My theory is that Cloud Run queues the requests and takes the cold start time and historical request latency percentile into account to decide how many instances to create. So I see my container takes ~250 ms to cold start an instance and historical p95 response time is ~5 ms, then it does a sort of calculation like “alright, within 250 ms I can serve 250/5 = 50 requests per instance from the queue within the time a new instance cold starts. So for 100 requests I just need to have 100/50 = 2 instances active”.

This is how I think it works, but I cannot say for sure. Nonetheless it does something smart without failing and without spawning 100 instances, rather just 2 active instances (+ 4 more inactive instances, I wonder why).

AWS Lambda

Unlike other services listed here, Lambda can only have a concurrency of 1 request. So lets say I was sending 1 request at a time and then I suddenly send 100 concurrent requests. This will cause 99 new instances to be created. The new instances will incur a cold start, but does handle the load with no request failing.

However lambda introduces new constraints in the code and tech stack you use. e.g. this would cause 100 database connections to your database. So you need a DB (or a layer in front of the DB like pgbouncer) that can handle that. Also you will observe lambdas having cold starts even when the traffic is steady. I guess because AWS shuts some instances and creates new instances from time to time.

The Winner?

Before this blog post’s conclusion is taken out of context, let me first say that if your traffic pattern increases steadily, then all the services above will work for you. Even VPS from DigitalOcean or Linode or Scaleway or Hetzner etc would work. So “the winner” is all of them really. I like regular single instance VPS for small applications and fly.io in particular for making multi regional deployments easy.

However specifically for handling sudden spikes in traffics, I like the way Cloud Run auto-scales. It scales without consuming too much resources and without failing or throwing 429s. The Runner up is AWS Lambda as it too handles all the requests quickly without failing. ECS did handle the spike, but as I mentioned before, it is risky for spiky workloads as it could get overwhelmed trying to handle large number of concurrent requests.

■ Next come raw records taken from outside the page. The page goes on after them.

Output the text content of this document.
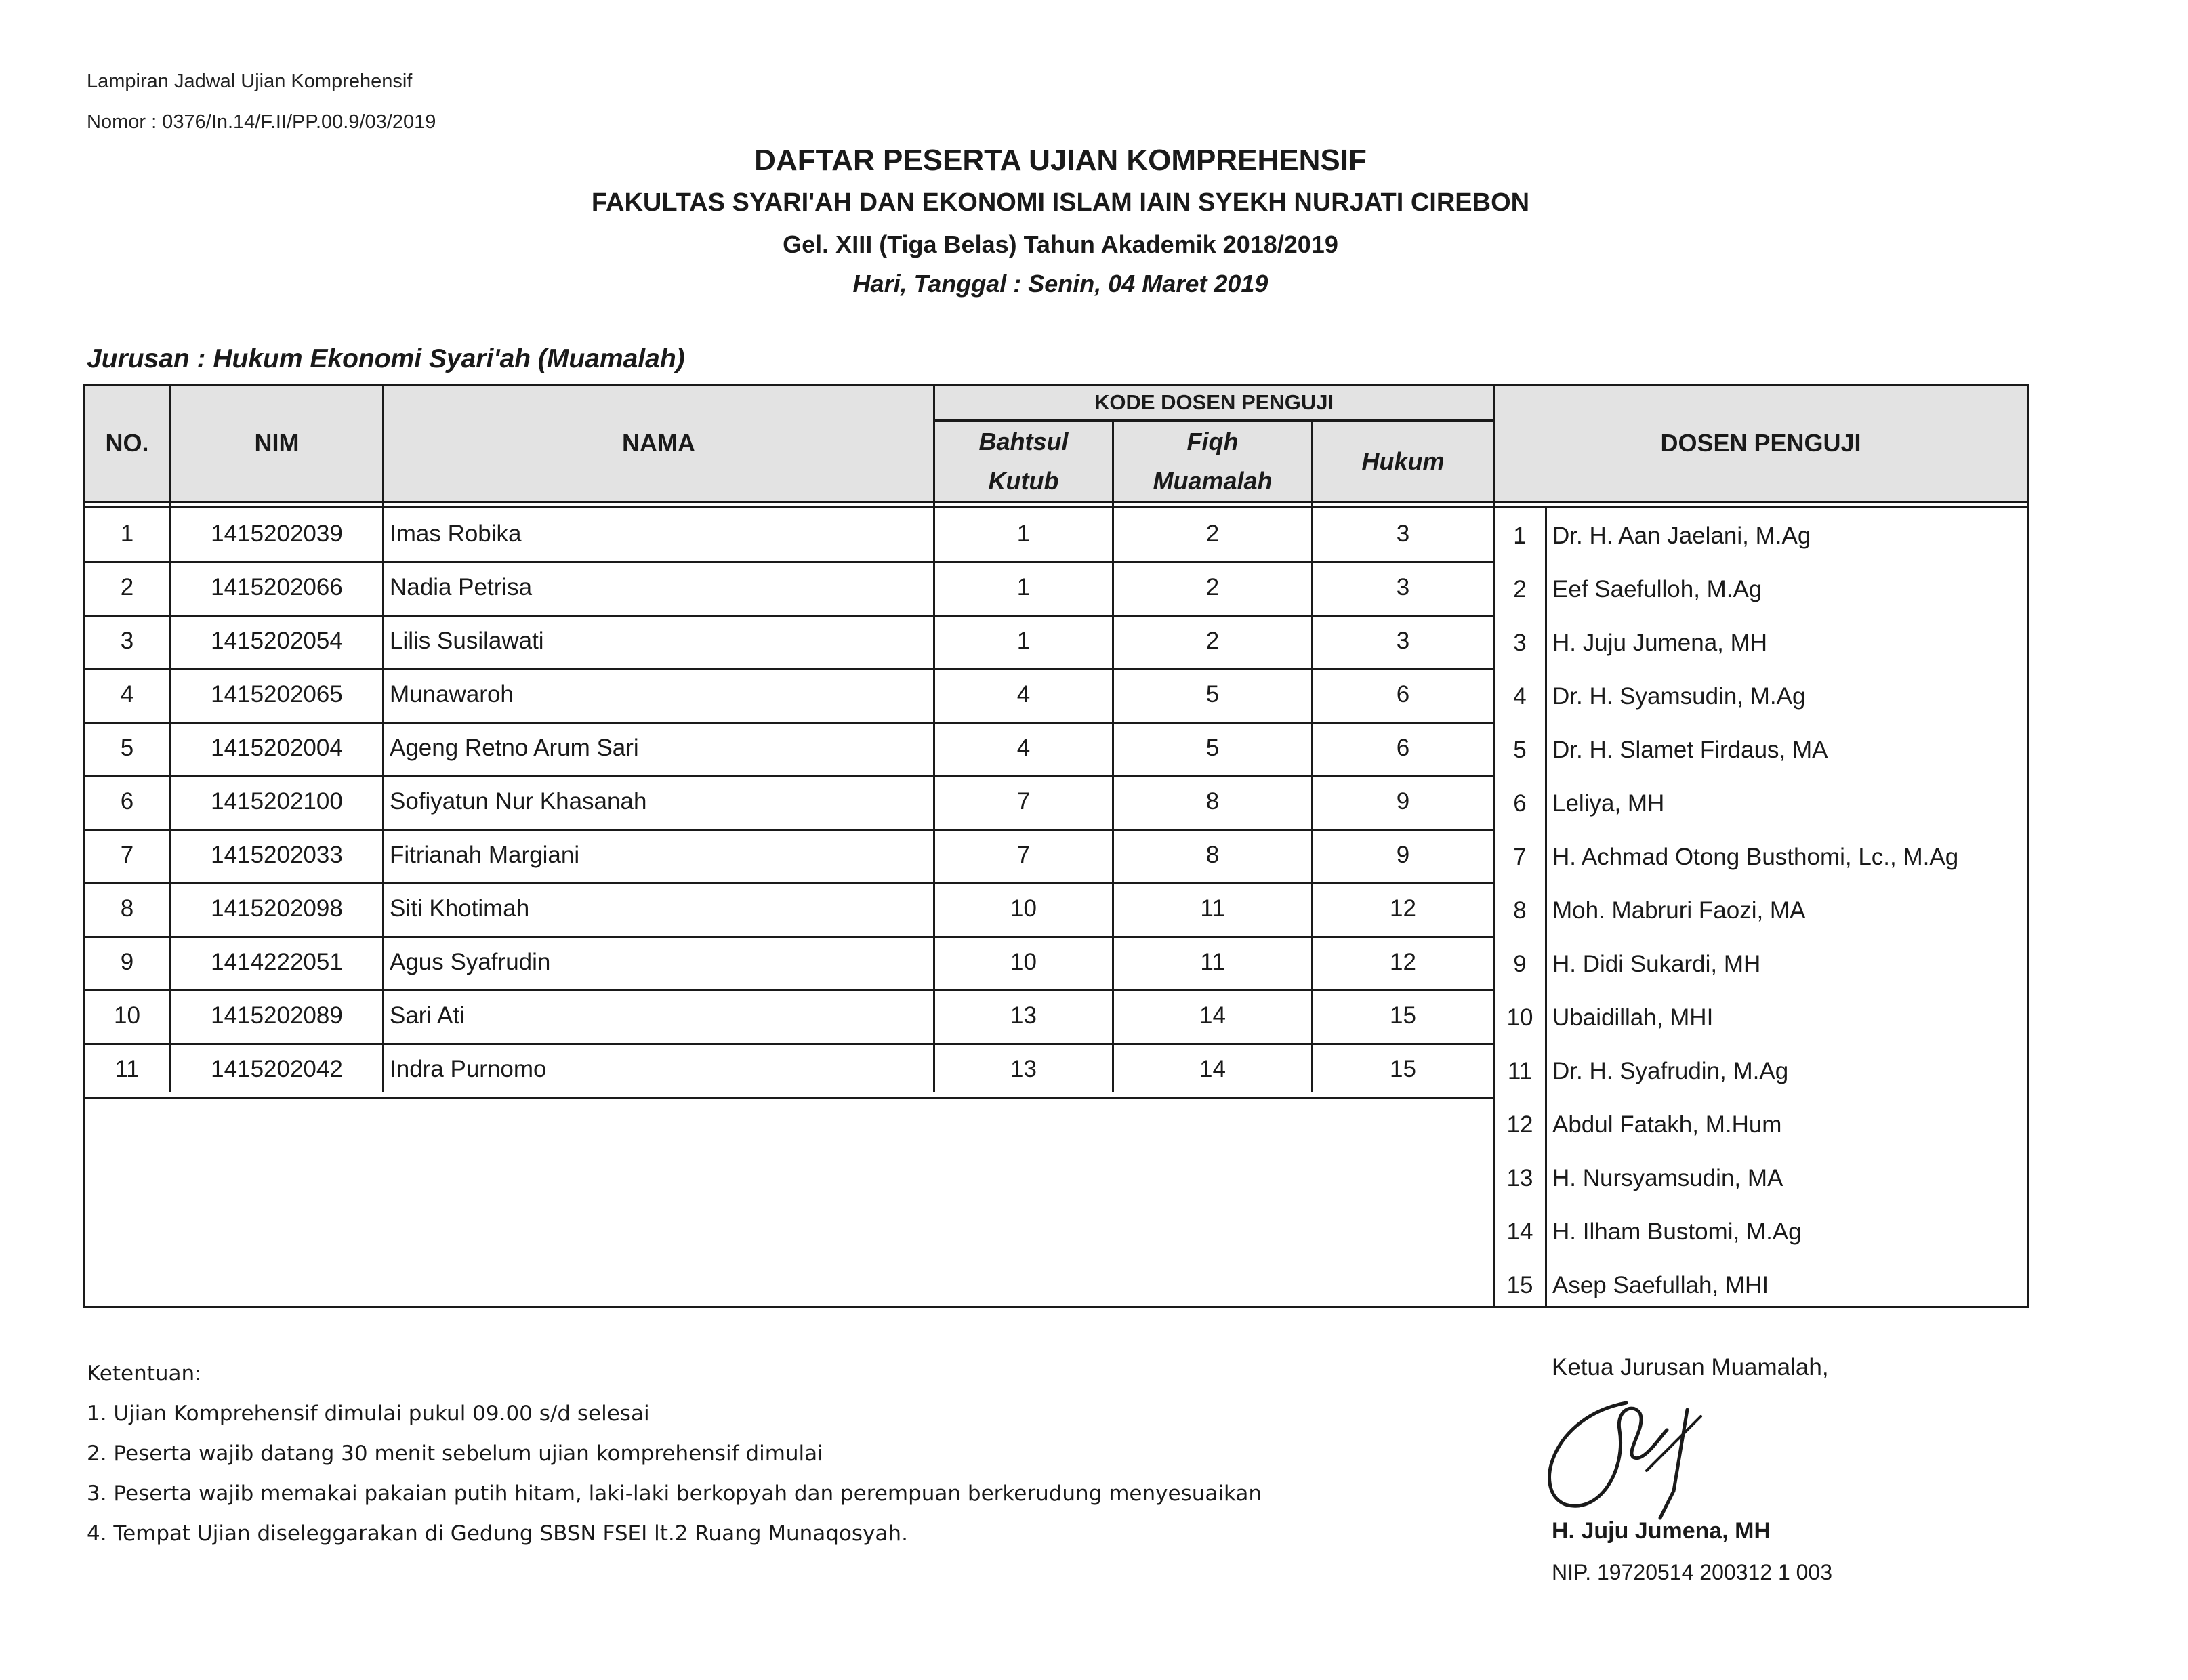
Lampiran Jadwal Ujian Komprehensif
Nomor : 0376/In.14/F.II/PP.00.9/03/2019
DAFTAR PESERTA UJIAN KOMPREHENSIF
FAKULTAS SYARI'AH DAN EKONOMI ISLAM IAIN SYEKH NURJATI CIREBON
Gel. XIII (Tiga Belas) Tahun Akademik 2018/2019
Hari, Tanggal : Senin, 04 Maret 2019
Jurusan : Hukum Ekonomi Syari'ah (Muamalah)
NO.	NIM	NAMA
KODE DOSEN PENGUJI
Bahtsul
Kutub
Fiqh
Muamalah
Hukum
DOSEN PENGUJI
1	1415202039	Imas Robika	1	2	3
2	1415202066	Nadia Petrisa	1	2	3
3	1415202054	Lilis Susilawati	1	2	3
4	1415202065	Munawaroh	4	5	6
5	1415202004	Ageng Retno Arum Sari	4	5	6
6	1415202100	Sofiyatun Nur Khasanah	7	8	9
7	1415202033	Fitrianah Margiani	7	8	9
8	1415202098	Siti Khotimah	10	11	12
9	1414222051	Agus Syafrudin	10	11	12
10	1415202089	Sari Ati	13	14	15
11	1415202042	Indra Purnomo	13	14	15
1	Dr. H. Aan Jaelani, M.Ag
2	Eef Saefulloh, M.Ag
3	H. Juju Jumena, MH
4	Dr. H. Syamsudin, M.Ag
5	Dr. H. Slamet Firdaus, MA
6	Leliya, MH
7	H. Achmad Otong Busthomi, Lc., M.Ag
8	Moh. Mabruri Faozi, MA
9	H. Didi Sukardi, MH
10 Ubaidillah, MHI
11 Dr. H. Syafrudin, M.Ag
12 Abdul Fatakh, M.Hum
13 H. Nursyamsudin, MA
14 H. Ilham Bustomi, M.Ag
15 Asep Saefullah, MHI
Ketentuan:
1. Ujian Komprehensif dimulai pukul 09.00 s/d selesai
2. Peserta wajib datang 30 menit sebelum ujian komprehensif dimulai
3. Peserta wajib memakai pakaian putih hitam, laki-laki berkopyah dan perempuan berkerudung menyesuaikan
4. Tempat Ujian diseleggarakan di Gedung SBSN FSEI lt.2 Ruang Munaqosyah.
Ketua Jurusan Muamalah,
H. Juju Jumena, MH
NIP. 19720514 200312 1 003
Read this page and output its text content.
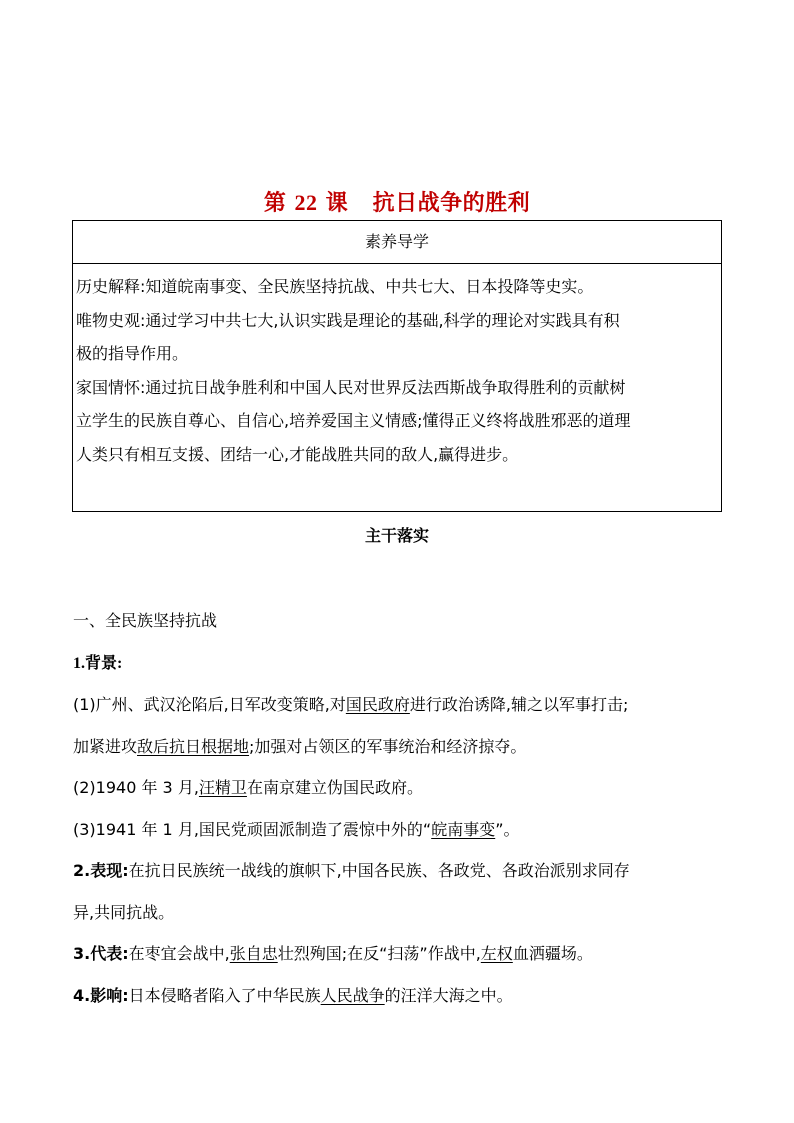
第 22 课 抗日战争的胜利
素养导学

历史解释:知道皖南事变、全民族坚持抗战、中共七大、日本投降等史实。

唯物史观:通过学习中共七大,认识实践是理论的基础,科学的理论对实践具有积

极的指导作用。

家国情怀:通过抗日战争胜利和中国人民对世界反法西斯战争取得胜利的贡献树

立学生的民族自尊心、自信心,培养爱国主义情感;懂得正义终将战胜邪恶的道理

人类只有相互支援、团结一心,才能战胜共同的敌人,赢得进步。

主干落实

一、全民族坚持抗战

1.背景:

(1)广州、武汉沦陷后,日军改变策略,对国民政府进行政治诱降,辅之以军事打击;

加紧进攻敌后抗日根据地;加强对占领区的军事统治和经济掠夺。

(2)1940 年 3 月,汪精卫在南京建立伪国民政府。

(3)1941 年 1 月,国民党顽固派制造了震惊中外的“皖南事变”。

2.表现:在抗日民族统一战线的旗帜下,中国各民族、各政党、各政治派别求同存

异,共同抗战。

3.代表:在枣宜会战中,张自忠壮烈殉国;在反“扫荡”作战中,左权血洒疆场。

4.影响:日本侵略者陷入了中华民族人民战争的汪洋大海之中。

I haven’t included Deno in this comparison, as Deno is javascript / webassembly specific tech. I am picking services that can run any/many tech stacks. If I did consider JS specific runtimes, especially the ones that does not run a full container/VM, then I could say Cloudflare worker would be one of the best in its ability to handle spiky work loads. Cloudflare worker has 0 ms base cold start and can scale immediately to a spike in requests. However it comes with several constraints - e.g. to name a few: it can only have 5 MB deployment package; it doesn’t have all the APIs of node.js which limits what you can pick from npm.

That’s all for this post. Let me know if there are other cloud services that you think are better or similar.